Zitat von sysopThe euro is in trouble and only Germany can fix it. That appears to be the general consensus as Chancellor Merkel attends this week's G-20 summit in Mexico. So far, she has stubbornly opposed most crisis solution proposals coming from Brussels. But the risks are now so great that she may soon have to backpedal. By SPIEGEL Staff,1518,839481,00.html
Germany is not the answer, except to insist that other European countries, include France, submit plans to put their own houses in order. Only then, can a central bank Euro (like the U.S. federal reserve) be created. Here's the simple of it: in the U.S. when a company or concern (or country) is insolvent and not able to pay its bills on time, it may file in court for a "Chapter 11 Re-organization". When it does so, the debtor, working with a creditors' committee, must submit a "plan" of reorganization. The plan always involves an arbitrary reduction of debts due creditors, plus reforms in the business such as cutting labour costs, and getting rid of non-productive operations. By doing this, the debtor shows the creditors (and court) that once re-organized it may resume business, earn a profit, keep employees, and pay its debts. The European countries do not yet want to submit such plans because they are timid and afraid to deal with local political considerations, including labor unions, people on pensions etc. Germany is on the right track: once France, Spain, Italy and Greece produce viable plans to reorganize so that they may pay their way and not live off borrowed money, Germany will join them and the Euro may be saved. Absent such bona-fide plans, the Euro is broke and Germany needs a new Deutschmark.
Eleos 06/19/2012
5. Differences should not be denied
Markets have been trying hard to force a German capitulation, and still believe it is only a matter of time. Any weakening of resolve will encourage more of the reckless speculation by hedge funds that is one of the major causes of the crisis. The losses in euros which will accumulate if Germany leaves the Eurozone must be balanced with the increase in the value of assets in devalued euros. If Germany were to leave with Austria, Finland, Holland, and one or two of the formerly communist states it would give the block more bargaining power in the difficult negotiations to follow. Many nations have taken advantage of undeservedly low interest rates over the last few decades to borrow beyond their means. The prudent solution is a temporary reduction in living standards so that more resources can be devoted to repayment of these debts. It is no coincidence that most of these countries are steeped in corruption and will continue to vote for politicians they hope will be able to blackmail or coerce the prudent nations of northern Europe to share their debts. They are reluctant to vote in politicians who promise a reduction in living standards, so the present course is not going to work. The solution is the one that has been tried and tested many times: let inflation reduce the real value of the accumulated debts. This will be possible when the Eurozone is restricted to those countries who all share the same problem of unsustainable debts. The new ECB will immediately increase the money supply, the markets will price their obligations, and all will be rosy again in a couple of years.
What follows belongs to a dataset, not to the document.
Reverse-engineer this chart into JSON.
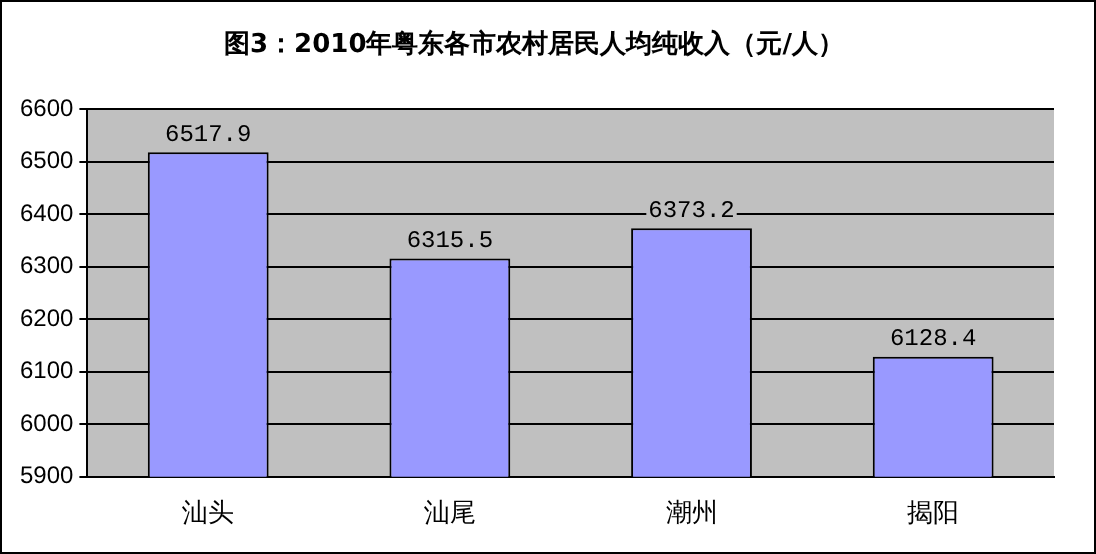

The lesson must be that contrary to what has been indoctrinated in the post war period, namely that the peoples of all nations are the same and to say otherwise is racism, is plainly false. It is true that an exaggerated sense of nationalism was one of the factors leading to the disastrous wars of the last century, but denying something as evidently true as the inherent differences in qualities and talents of peoples as a result of inheritance so as to avoid some of its extreme consequences, is stupid.